Pulp Treatment (Pulpotomy/Pulpectomy/Baby Root Canal)


Our teeth are protected by a hard enamel surface. However, inside each tooth, there is a ‘pulp chamber’ that is filled with a softer material. The pulp contains blood vessels, nerves, and connective tissue.

When this pulp becomes infected, brushing and flossing will no longer help to repair the damage. Bacteria will continue to build up inside the tooth, causing pain and inflammation. An infection inside your child’s tooth can also easily spread down the root canals and into the jaw. 

To treat an infection inside your tooth, your dentist will remove some or all of the pulp and seal the tooth against further damage. A pulpotomy removes only the infected pulp, leaving healthy material in the root canals. When the damage is more advanced, a pulpectomy removes all of the pulp from the tooth crown and root canals. This is often a preparatory step before root canal therapy. Once the pulp is removed, the tooth can be filled with a rubbery material for support, and to prevent further infection. 

    • For children who already have their permanent teeth: Pulp treatment is a restorative treatment that can save your child’s tooth. 
    • For children who still have their baby teeth: Pulp treatment protects and heals the tooth until it is ready to exfoliate, or fall out on its own. Although baby teeth will eventually fall out, it is still important to treat an infection because damage to the pulp can impact the development of your child’s permanent teeth later on.

Dental Crowns


When your child’s tooth is more severely damaged or decayed, a dental crown may be used to help protect the tooth from further harm. A crown is an artificial cap that completely covers and seals the tooth after it has been treated. Crowns are often used following another dental treatment, such as root canal therapy, to protect the tooth against further infection. 

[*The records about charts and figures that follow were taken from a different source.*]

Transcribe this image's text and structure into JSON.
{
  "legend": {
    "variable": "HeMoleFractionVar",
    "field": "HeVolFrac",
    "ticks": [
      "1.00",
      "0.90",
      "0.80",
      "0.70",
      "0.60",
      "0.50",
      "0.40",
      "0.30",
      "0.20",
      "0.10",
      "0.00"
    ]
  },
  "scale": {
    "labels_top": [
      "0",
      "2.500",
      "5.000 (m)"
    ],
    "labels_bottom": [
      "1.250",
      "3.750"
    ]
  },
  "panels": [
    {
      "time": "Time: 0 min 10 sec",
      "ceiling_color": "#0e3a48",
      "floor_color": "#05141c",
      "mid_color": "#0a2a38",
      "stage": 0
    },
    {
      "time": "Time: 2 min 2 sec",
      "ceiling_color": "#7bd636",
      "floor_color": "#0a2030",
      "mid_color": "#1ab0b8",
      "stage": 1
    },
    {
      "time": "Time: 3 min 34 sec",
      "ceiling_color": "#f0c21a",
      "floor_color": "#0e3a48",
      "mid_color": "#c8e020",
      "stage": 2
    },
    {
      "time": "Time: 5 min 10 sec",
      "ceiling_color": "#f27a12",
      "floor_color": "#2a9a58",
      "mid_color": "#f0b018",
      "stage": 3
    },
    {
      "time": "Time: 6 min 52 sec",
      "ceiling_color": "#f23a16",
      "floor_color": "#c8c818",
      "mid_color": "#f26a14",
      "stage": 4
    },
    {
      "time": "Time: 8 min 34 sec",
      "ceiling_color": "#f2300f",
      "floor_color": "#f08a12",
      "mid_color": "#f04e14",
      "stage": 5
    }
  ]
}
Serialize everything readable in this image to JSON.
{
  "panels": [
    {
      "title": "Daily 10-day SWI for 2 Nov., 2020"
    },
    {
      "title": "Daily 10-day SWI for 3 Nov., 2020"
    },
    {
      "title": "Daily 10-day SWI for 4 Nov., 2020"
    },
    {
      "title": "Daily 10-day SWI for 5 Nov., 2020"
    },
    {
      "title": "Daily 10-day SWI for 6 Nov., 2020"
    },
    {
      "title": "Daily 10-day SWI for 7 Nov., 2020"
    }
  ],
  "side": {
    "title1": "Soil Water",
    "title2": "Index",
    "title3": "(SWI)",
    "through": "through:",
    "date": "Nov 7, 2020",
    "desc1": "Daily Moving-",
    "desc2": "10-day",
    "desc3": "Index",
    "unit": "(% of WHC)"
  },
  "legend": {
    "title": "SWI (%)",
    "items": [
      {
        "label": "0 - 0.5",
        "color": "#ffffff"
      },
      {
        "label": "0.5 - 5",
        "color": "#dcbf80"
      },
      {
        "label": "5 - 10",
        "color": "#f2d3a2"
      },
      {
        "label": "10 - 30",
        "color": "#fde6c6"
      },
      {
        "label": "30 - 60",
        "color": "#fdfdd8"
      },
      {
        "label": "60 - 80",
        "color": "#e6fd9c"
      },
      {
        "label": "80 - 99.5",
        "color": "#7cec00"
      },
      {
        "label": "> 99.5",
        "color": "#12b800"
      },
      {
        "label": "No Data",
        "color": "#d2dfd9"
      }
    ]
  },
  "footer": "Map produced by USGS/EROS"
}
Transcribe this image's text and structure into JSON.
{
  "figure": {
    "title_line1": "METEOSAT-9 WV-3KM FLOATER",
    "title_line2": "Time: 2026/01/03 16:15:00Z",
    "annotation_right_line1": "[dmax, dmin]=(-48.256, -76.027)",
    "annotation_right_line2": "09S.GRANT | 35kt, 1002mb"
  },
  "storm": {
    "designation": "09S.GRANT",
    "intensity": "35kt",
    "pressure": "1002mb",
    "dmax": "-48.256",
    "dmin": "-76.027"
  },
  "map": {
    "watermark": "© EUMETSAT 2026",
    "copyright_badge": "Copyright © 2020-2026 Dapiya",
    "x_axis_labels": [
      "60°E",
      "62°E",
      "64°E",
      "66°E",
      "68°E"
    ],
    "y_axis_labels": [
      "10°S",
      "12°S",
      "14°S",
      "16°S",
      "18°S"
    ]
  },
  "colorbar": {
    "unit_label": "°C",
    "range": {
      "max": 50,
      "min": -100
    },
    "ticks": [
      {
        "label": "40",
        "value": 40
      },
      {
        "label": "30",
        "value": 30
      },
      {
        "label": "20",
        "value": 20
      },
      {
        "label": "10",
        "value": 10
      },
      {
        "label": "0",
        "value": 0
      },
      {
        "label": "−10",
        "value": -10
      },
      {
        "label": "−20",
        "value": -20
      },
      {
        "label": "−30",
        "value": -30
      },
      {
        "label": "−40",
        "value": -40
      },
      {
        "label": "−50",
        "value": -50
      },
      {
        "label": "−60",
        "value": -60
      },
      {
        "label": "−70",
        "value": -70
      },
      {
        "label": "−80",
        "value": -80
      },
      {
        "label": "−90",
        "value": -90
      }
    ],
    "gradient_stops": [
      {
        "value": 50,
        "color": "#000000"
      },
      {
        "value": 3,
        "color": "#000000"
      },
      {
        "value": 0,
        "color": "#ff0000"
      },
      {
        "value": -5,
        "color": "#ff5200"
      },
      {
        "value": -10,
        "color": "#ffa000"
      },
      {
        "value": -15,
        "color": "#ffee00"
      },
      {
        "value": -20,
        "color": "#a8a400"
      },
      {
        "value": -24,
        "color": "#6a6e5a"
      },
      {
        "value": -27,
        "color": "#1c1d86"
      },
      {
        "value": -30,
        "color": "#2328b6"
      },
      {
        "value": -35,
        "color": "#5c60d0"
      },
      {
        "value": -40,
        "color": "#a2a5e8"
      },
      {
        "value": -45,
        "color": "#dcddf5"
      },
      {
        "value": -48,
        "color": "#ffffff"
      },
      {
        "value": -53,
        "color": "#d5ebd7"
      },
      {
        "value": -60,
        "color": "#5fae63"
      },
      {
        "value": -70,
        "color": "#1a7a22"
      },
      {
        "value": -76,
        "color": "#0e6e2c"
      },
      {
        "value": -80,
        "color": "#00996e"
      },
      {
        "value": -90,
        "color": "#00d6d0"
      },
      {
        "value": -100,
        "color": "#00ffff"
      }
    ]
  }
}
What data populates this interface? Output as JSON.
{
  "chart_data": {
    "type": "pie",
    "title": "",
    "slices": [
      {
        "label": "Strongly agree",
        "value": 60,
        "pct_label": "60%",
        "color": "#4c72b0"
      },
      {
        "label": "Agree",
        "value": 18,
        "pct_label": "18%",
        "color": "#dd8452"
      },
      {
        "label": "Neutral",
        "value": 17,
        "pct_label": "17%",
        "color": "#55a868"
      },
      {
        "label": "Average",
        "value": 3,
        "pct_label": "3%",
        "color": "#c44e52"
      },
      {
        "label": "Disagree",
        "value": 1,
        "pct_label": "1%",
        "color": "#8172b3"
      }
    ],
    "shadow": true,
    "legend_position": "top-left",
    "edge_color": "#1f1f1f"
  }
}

Crowns can be made from a variety of materials, including stainless steel, porcelain, composite material, polycarbonate, resin, and zirconia. Some crowns made from tooth-colored material will look exactly like a natural tooth. With various options, your dentist has the flexibility to choose the crown that will work best for your child’s specific situation. 


Extractions


Our first goal is to save a tooth, if at all possible. Fillings, pulp treatment, and dental crowns can help to repair much of the damage caused by tooth decay. However, in some cases, the damage is too severe, and there may not be a restorative option. When a tooth cannot be saved, it may need to be removed.

There are two types of tooth extraction: simple and surgical. 

    • In a simple extraction, the baby tooth is clearly visible in the mouth. Usually, only general anesthesia is needed to numb the area, and your child’s dentist will use a special tool called an “elevator” to loosen the tooth in its socket. Once the tooth is loosened, your dentist will gently remove it.  
    • If the tooth is partially or completely impacted, surgical extraction will be required. In this case, a combination of nitrous oxide (laughing gas) and local anesthesia is normally used to sedate the patient while the tooth is removed. 

Restorative dental procedures can help repair damage to your child’s teeth so they can have healthier teeth as they get older. After restorative treatment, we will talk with you about aftercare, to go over any changes to brushing, flossing, and oral care that will help to keep your child’s teeth in the best condition.